Accueil » Le Plessis-Robinson » Finances » La vérité sur la dette dans les communes des Hauts-de-Seine


jeudi 12 février 2015
La vérité sur la dette dans les communes des Hauts-de-Seine

Pour comparer la dette des communes, on ne peut se limiter à prendre en compte la dette uniquement contractée au niveau communal, car les communes font souvent partie d’une communauté d’agglomération qui finance des investissements nécessaires aux activités déléguées par la commune concernée.

Avec 2 570 € par habitant, Le Plessis-Robinson est ainsi, dans le département, à la quatrième place des communes les plus endettées, après Levallois-Perret, Sceaux et Châtenay-Malabry. Entre 2008 et 2013, sa dette a augmenté de 1 651 € par habitant, la plus forte progression du département !

Le Plessis-Robinson fait partie de la CAHB   (Communauté d’agglomération des Hauts-de-Bièvre) à qui elle a délégué bon nombre de ces compétences. C’est pourquoi, nous avions ré-intégrés les impôts locaux versés aux intercommunalités dans notre classement mais ces compétences se traduisent aussi par le portage d’une partie des investissements. Par exemple, la CAHB   finance le futur théâtre du Pôle culturel, ce qui représente le tiers des investissements liés à l’équipement.
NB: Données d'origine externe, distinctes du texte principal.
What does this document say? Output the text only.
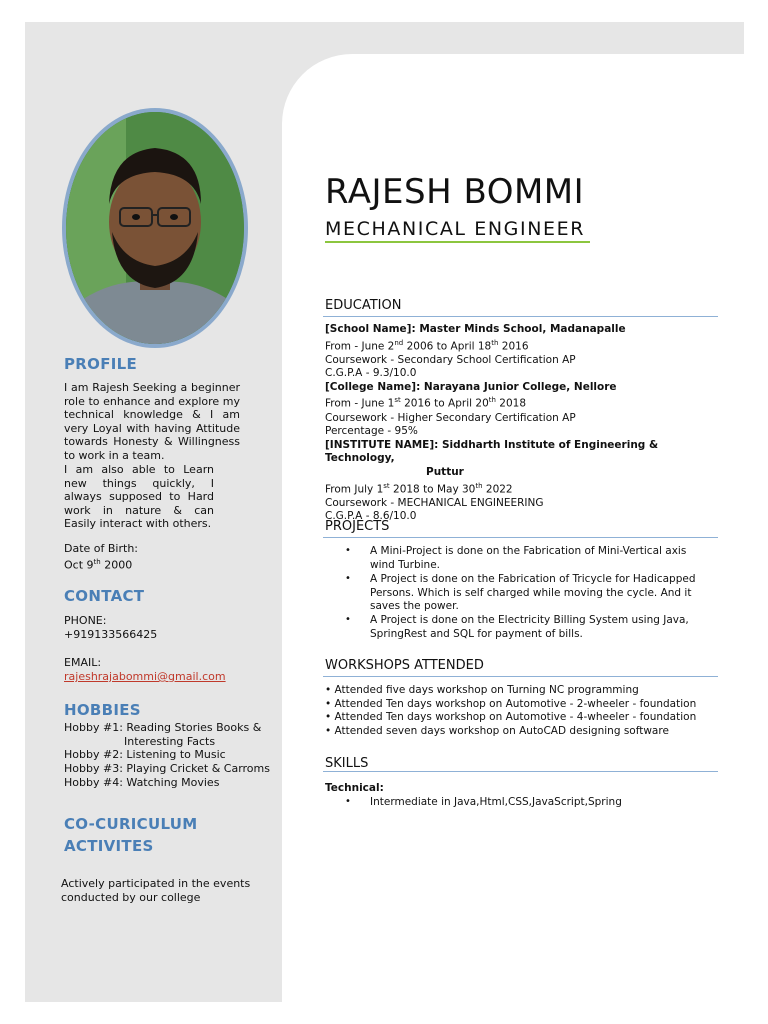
PROFILE
I am Rajesh Seeking a beginner role to enhance and explore my technical knowledge & I am very Loyal with having Attitude towards Honesty & Willingness to work in a team.
I am also able to Learn new things quickly, I always supposed to Hard work in nature & can Easily interact with others.
Date of Birth:
Oct 9th 2000
CONTACT
PHONE:
+919133566425
EMAIL:
rajeshrajabommi@gmail.com
HOBBIES
Hobby #1: Reading Stories Books &
Interesting Facts
Hobby #2: Listening to Music
Hobby #3: Playing Cricket & Carroms
Hobby #4: Watching Movies
CO-CURICULUM
ACTIVITES
Actively participated in the events
conducted by our college
RAJESH BOMMI
MECHANICAL ENGINEER
EDUCATION
[School Name]: Master Minds School, Madanapalle
From - June 2nd 2006 to April 18th 2016
Coursework - Secondary School Certification AP
C.G.P.A - 9.3/10.0
[College Name]: Narayana Junior College, Nellore
From - June 1st 2016 to April 20th 2018
Coursework - Higher Secondary Certification AP
Percentage - 95%
[INSTITUTE NAME]: Siddharth Institute of Engineering & Technology,
Puttur
From July 1st 2018 to May 30th 2022
Coursework - MECHANICAL ENGINEERING
C.G.P.A - 8.6/10.0
PROJECTS
• A Mini-Project is done on the Fabrication of Mini-Vertical axis wind Turbine.
• A Project is done on the Fabrication of Tricycle for Hadicapped Persons. Which is self charged while moving the cycle. And it saves the power.
• A Project is done on the Electricity Billing System using Java, SpringRest and SQL for payment of bills.
WORKSHOPS ATTENDED
• Attended five days workshop on Turning NC programming
• Attended Ten days workshop on Automotive - 2-wheeler - foundation
• Attended Ten days workshop on Automotive - 4-wheeler - foundation
• Attended seven days workshop on AutoCAD designing software
SKILLS
Technical:
• Intermediate in Java,Html,CSS,JavaScript,Spring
Il faut donc additionner la part communale et la part EPCI   pour connaitre le poids de la dette liée aux compétences de chaque commune.

Chaque commune semblant curieusement avoir sa propre manière de présenter sa dette, nous nous référerons, dans ce qui suit, au ratio d’endettement [1] des communes publiés par le Ministère de l’Économie et des Finances qui intègrent maintenant la part des loyers d’investissement restant à payer pour les PPP   et les BEA  . Cet indicateur permet de comparer de manière objective l’endettement des communes des Hauts-de-Seine.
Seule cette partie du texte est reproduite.